I do not see any problem. The clinician , with the Practical experience can guide and supervise the science student. The graduate with his/her knowledge of basic science can make better analysis and corelation. Result shall always be useful
As Dean of a faculty of health and sport sciences, and member of our faculty PhD committee, I can say that we see the PhD supervisory role as having two components. One component is administrative hurdle guidance. We believe that the main supervisor for a PhD candidate should when possible be on faculty at the degree giving institution. They can then help the student with the course progression, external committee creation, etc., since they often sit close to the answers and can grease the wheels without expending too much energy. The other component is the research brain power. A co-advisor with a vested interest in the research project who is based at a university hospital or other clinical research setting is highly advantageous. However, we want them to be able to focus on what they are best at...the specific scientific knowledge they bring to the doctoral project and the publication process, not the university formalia.
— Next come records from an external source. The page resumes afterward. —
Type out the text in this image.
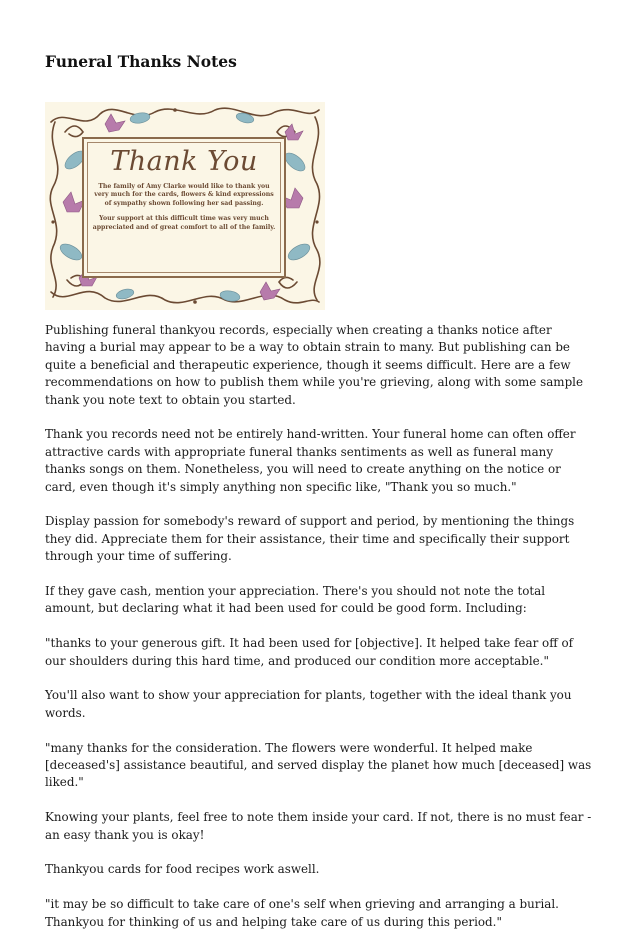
Funeral Thanks Notes
Thank You
The family of Amy Clarke would like to thank you very much for the cards, flowers & kind expressions of sympathy shown following her sad passing.
Your support at this difficult time was very much appreciated and of great comfort to all of the family.

Publishing funeral thankyou records, especially when creating a thanks notice after having a burial may appear to be a way to obtain strain to many. But publishing can be quite a beneficial and therapeutic experience, though it seems difficult. Here are a few recommendations on how to publish them while you're grieving, along with some sample thank you note text to obtain you started.

Thank you records need not be entirely hand-written. Your funeral home can often offer attractive cards with appropriate funeral thanks sentiments as well as funeral many thanks songs on them. Nonetheless, you will need to create anything on the notice or card, even though it's simply anything non specific like, "Thank you so much."

Display passion for somebody's reward of support and period, by mentioning the things they did. Appreciate them for their assistance, their time and specifically their support through your time of suffering.

If they gave cash, mention your appreciation. There's you should not note the total amount, but declaring what it had been used for could be good form. Including:

"thanks to your generous gift. It had been used for [objective]. It helped take fear off of our shoulders during this hard time, and produced our condition more acceptable."

You'll also want to show your appreciation for plants, together with the ideal thank you words.

"many thanks for the consideration. The flowers were wonderful. It helped make [deceased's] assistance beautiful, and served display the planet how much [deceased] was liked."

Knowing your plants, feel free to note them inside your card. If not, there is no must fear - an easy thank you is okay!

Thankyou cards for food recipes work aswell.

"it may be so difficult to take care of one's self when grieving and arranging a burial. Thankyou for thinking of us and helping take care of us during this period."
I agree with all suggestions and i identify most with Stephen Seiler. Both supervisors will complement each other for a balanced output. The onus is on the candidate the get the best out of the supervision.
I have been doing this for the last 18 years. One activity is feeding the other, and now I can not see other way to do it. However, time management is the key! and passion for both!
I would recommend time-tabling supervision into your daily/weekly work. Often half-a-day per week works well (1 day a week evene better), and this allows one to zone in on one's research/supervision obligations. Alternatively, a particular time-slot during each day/specific days of the week might work well.